🤖 AI Summary
In long-horizon agent tasks, large language models (LLMs) suffer from fixed-length context windows and are prone to interference from irrelevant information, leading to working memory overload. To address this, we propose the “Memory-as-Action” framework, which formalizes memory editing—such as selection, compression, and deletion—as intrinsic, policy-network-learnable actions, enabling joint optimization of memory management and task decision-making. To mitigate trajectory fragmentation caused by memory edits, we design a Dynamic Context Policy Optimization algorithm that integrates segment-wise advantage estimation with explicit memory operations, trained end-to-end within a reinforcement learning framework. Our approach significantly reduces computational overhead, improves performance on long-horizon tasks, and demonstrates adaptive context modulation aligned with model capabilities—without requiring external memory modules or architectural modifications.
📝 Abstract
Large Language Models face challenges in long-horizon agentic tasks as their constrained memory is easily overwhelmed by distracting or irrelevant context. Existing working memory methods typically rely on external, heuristic mechanisms that are decoupled from the agent's core policy. In this work, we reframe working memory management as a learnable, intrinsic capability. We propose a novel framework, Memory-as-Action, where an agent actively manages its working memory by executing explicit editing operations as part of a unified policy.

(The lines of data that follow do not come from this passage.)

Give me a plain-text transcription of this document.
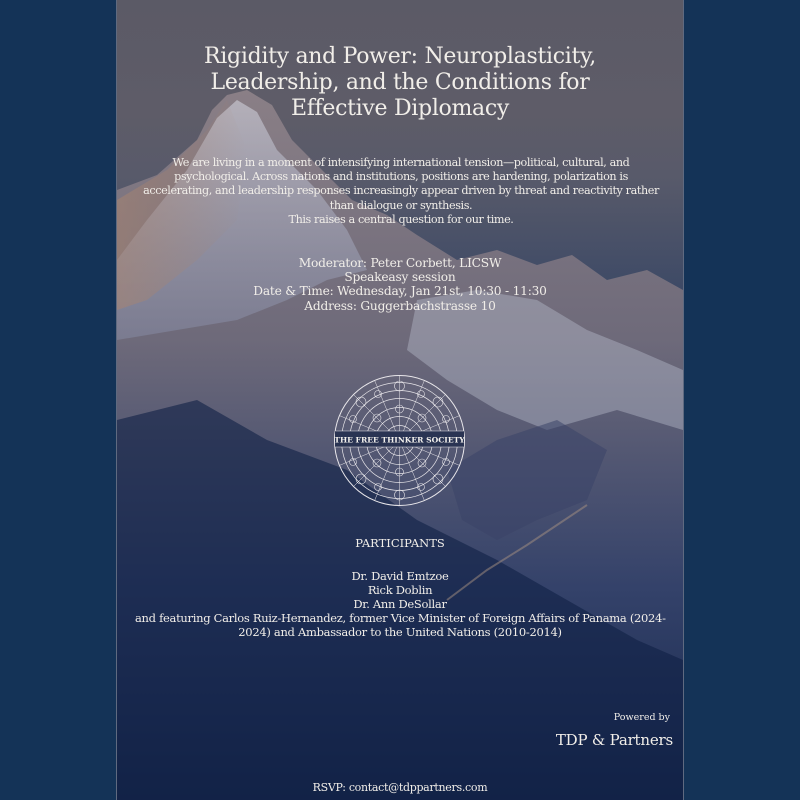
Rigidity and Power: Neuroplasticity,
Leadership, and the Conditions for
Effective Diplomacy
We are living in a moment of intensifying international tension—political, cultural, and
psychological. Across nations and institutions, positions are hardening, polarization is
accelerating, and leadership responses increasingly appear driven by threat and reactivity rather
than dialogue or synthesis.
This raises a central question for our time.
Moderator: Peter Corbett, LICSW
Speakeasy session
Date & Time: Wednesday, Jan 21st, 10:30 - 11:30
Address: Guggerbachstrasse 10
THE FREE THINKER SOCIETY
PARTICIPANTS
Dr. David Emtzoe
Rick Doblin
Dr. Ann DeSollar
and featuring Carlos Ruiz-Hernandez, former Vice Minister of Foreign Affairs of Panama (2024-
2024) and Ambassador to the United Nations (2010-2014)
Powered by
TDP & Partners
RSVP: contact@tdppartners.com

This formulation allows an agent, trained via reinforcement learning, to balance memory curation against long-term task objectives under given resource constraints. However, such memory editing actions break the standard assumption of a continuously growing prefix in LLM interactions, leading to what we call trajectory fractures. These non-prefix changes disrupt the causal continuity required by standard policy gradient methods, making those methods inapplicable. To address this, we propose a new algorithm, Dynamic Context Policy Optimization, which enables stable end-to-end reinforcement learning by segmenting trajectories at memory action points and applying trajectory-level advantages to the resulting action segments. Our results demonstrate that jointly optimizing for task reasoning and memory management in an end-to-end fashion not only reduces overall computational consumption but also improves task performance, driven by adaptive context curation strategies tailored to the model's intrinsic capabilities.